Invero, secondo un consolidato indirizzo giurisprudenziale, in tema di correzione di errori materiali, la decisione sulla relativa istanza può essere assunta anche da un collegio in diversa composizione rispetto a quello che ha emesso la decisione da emendare, atteso che la procedura ex art. 130 cod. proc. pen., non comportando alcuna modificazione essenziale dell’atto, non necessariamente va eseguita ad opera delle medesime persone fisiche che lo hanno deliberato (Sez. 1, n. 16708 del 07/03/2025, Rv. 287891-01; nello senso in precedenza Sez. 2, n. 21986 del 05/03/2010, Rv. 247547-01 e Sez. 1, n. 119 del 22/10/1994, dep. 1995, Rv. 200086-01).
E’ fondato, invece, il primo motivo, il cui accoglimento assorbe anche l’ulteriore doglianza.
L’art. 130, comma 3, cod. proc. pen. dispone che il giudice provvede alla correzione dell’errore materiale in camera di consiglio a norma dell’art. 127 cod. proc. pen.
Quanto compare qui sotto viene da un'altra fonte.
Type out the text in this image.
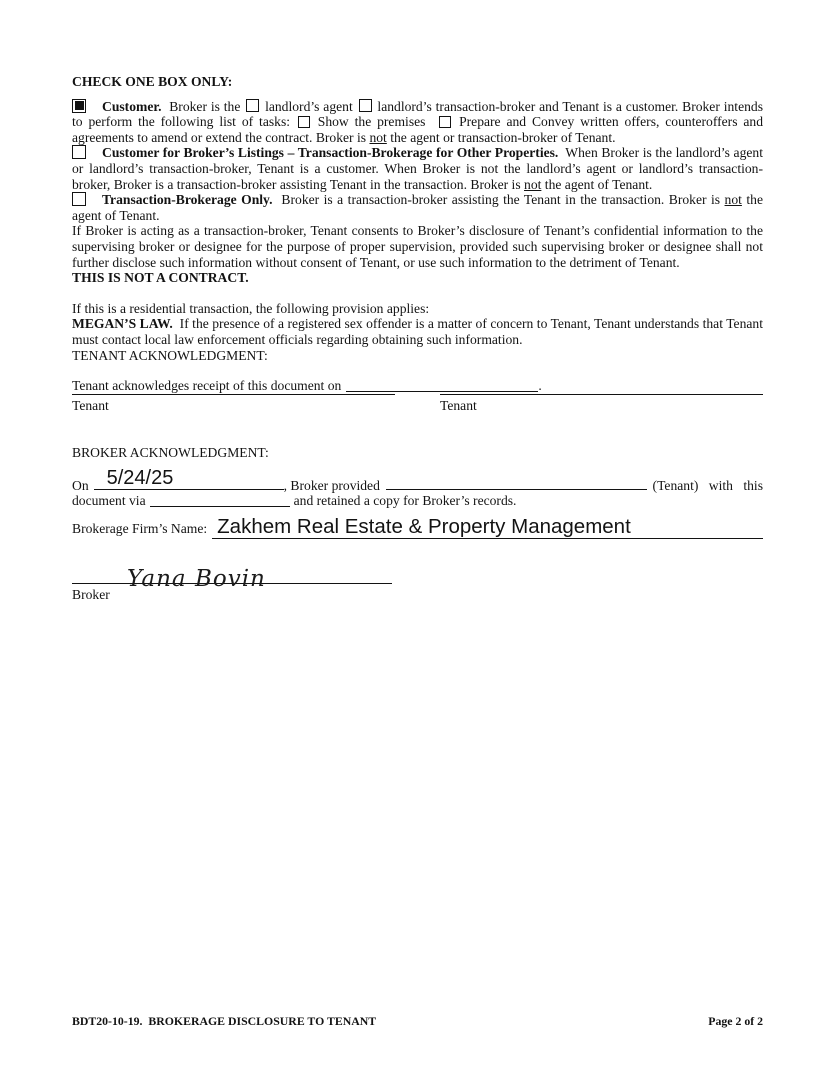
CHECK ONE BOX ONLY:

Customer.  Broker is the  landlord’s agent  landlord’s transaction-broker and Tenant is a customer. Broker intends to perform the following list of tasks:  Show the premises   Prepare and Convey written offers, counteroffers and agreements to amend or extend the contract. Broker is not the agent or transaction-broker of Tenant.

Customer for Broker’s Listings – Transaction-Brokerage for Other Properties.  When Broker is the landlord’s agent or landlord’s transaction-broker, Tenant is a customer. When Broker is not the landlord’s agent or landlord’s transaction-broker, Broker is a transaction-broker assisting Tenant in the transaction. Broker is not the agent of Tenant.

Transaction-Brokerage Only.  Broker is a transaction-broker assisting the Tenant in the transaction. Broker is not the agent of Tenant.

If Broker is acting as a transaction-broker, Tenant consents to Broker’s disclosure of Tenant’s confidential information to the supervising broker or designee for the purpose of proper supervision, provided such supervising broker or designee shall not further disclose such information without consent of Tenant, or use such information to the detriment of Tenant.

THIS IS NOT A CONTRACT.

If this is a residential transaction, the following provision applies:

MEGAN’S LAW.  If the presence of a registered sex offender is a matter of concern to Tenant, Tenant understands that Tenant must contact local law enforcement officials regarding obtaining such information.

TENANT ACKNOWLEDGMENT:

Tenant acknowledges receipt of this document on	.

Tenant	Tenant
BROKER ACKNOWLEDGMENT:
On 5/24/25	, Broker provided	(Tenant) with this
document via	and retained a copy for Broker’s records.
Brokerage Firm’s Name: Zakhem Real Estate & Property Management
Yana Bovin
Broker
BDT20-10-19.  BROKERAGE DISCLOSURE TO TENANT	Page 2 of 2
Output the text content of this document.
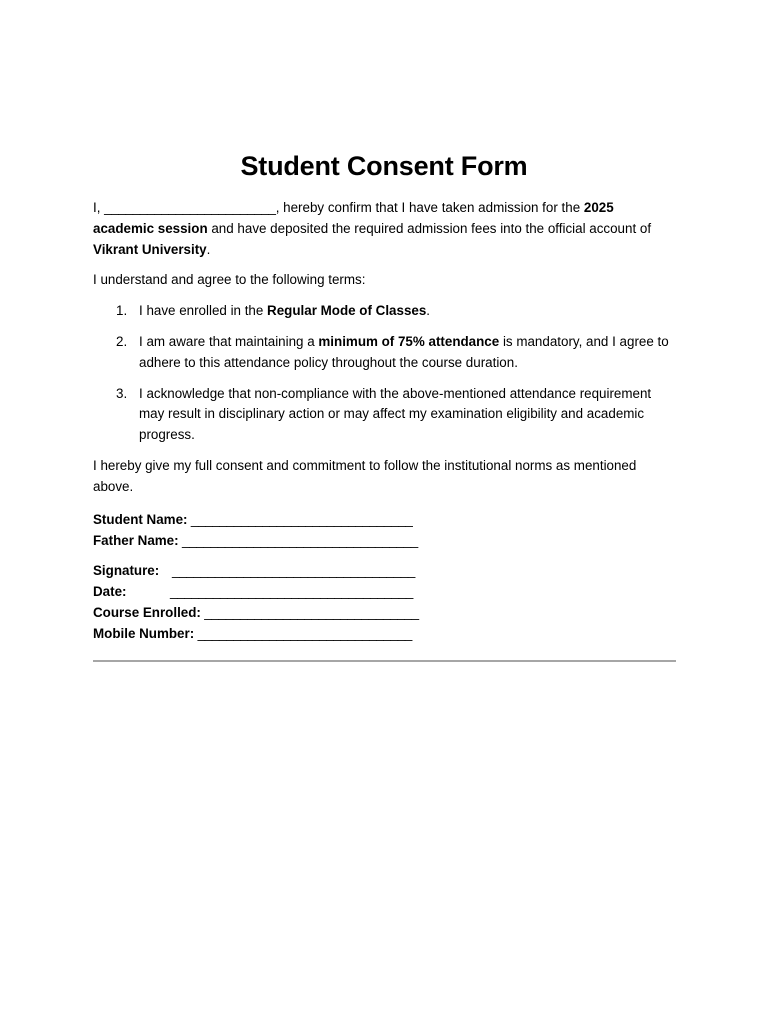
Student Consent Form

I, ________________________, hereby confirm that I have taken admission for the 2025 academic session and have deposited the required admission fees into the official account of Vikrant University.

I understand and agree to the following terms:

1. I have enrolled in the Regular Mode of Classes.
2. I am aware that maintaining a minimum of 75% attendance is mandatory, and I agree to adhere to this attendance policy throughout the course duration.
3. I acknowledge that non-compliance with the above-mentioned attendance requirement may result in disciplinary action or may affect my examination eligibility and academic progress.

I hereby give my full consent and commitment to follow the institutional norms as mentioned above.

Student Name: _______________________________
Father Name: _________________________________
Signature: __________________________________
Date:	__________________________________
Course Enrolled: ______________________________
Mobile Number: ______________________________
L’ordinanza emessa de plano, senza la fissazione dell’udienza in camera di consiglio e relativo avviso alle parti, è dunque affetta da nullità di ordine AVV_NOTAIO ai sensi dell’art. 178 cod. proc. pen. (ex plurimis Sez. 4, n. 8612 del 08/02/2022, Rv. 282933-01).
D’altra parte, il ricorrente ha dedotto un concreto interesse alla partecipazione all’udienza camerale, potendo interloquire sulla sussistenza di eventuali giustificati motivi per la compensazione totale o parziale ai sensi dell’art. 541, comma 2, cod. proc. pen., ovvero, come emerge dal tenore complessivo del ricorso, soprattutto sul quantum di spese liquidabili (Sez. U., n. 40288 del 14/07/2011, Tizzi, Rv. 250680-01), ciò che rende senz’altro ammissibile e fondato il motivo di ricorso (Sez. 1, n. 20984 del 23/06/2020, Rv. 279219-01).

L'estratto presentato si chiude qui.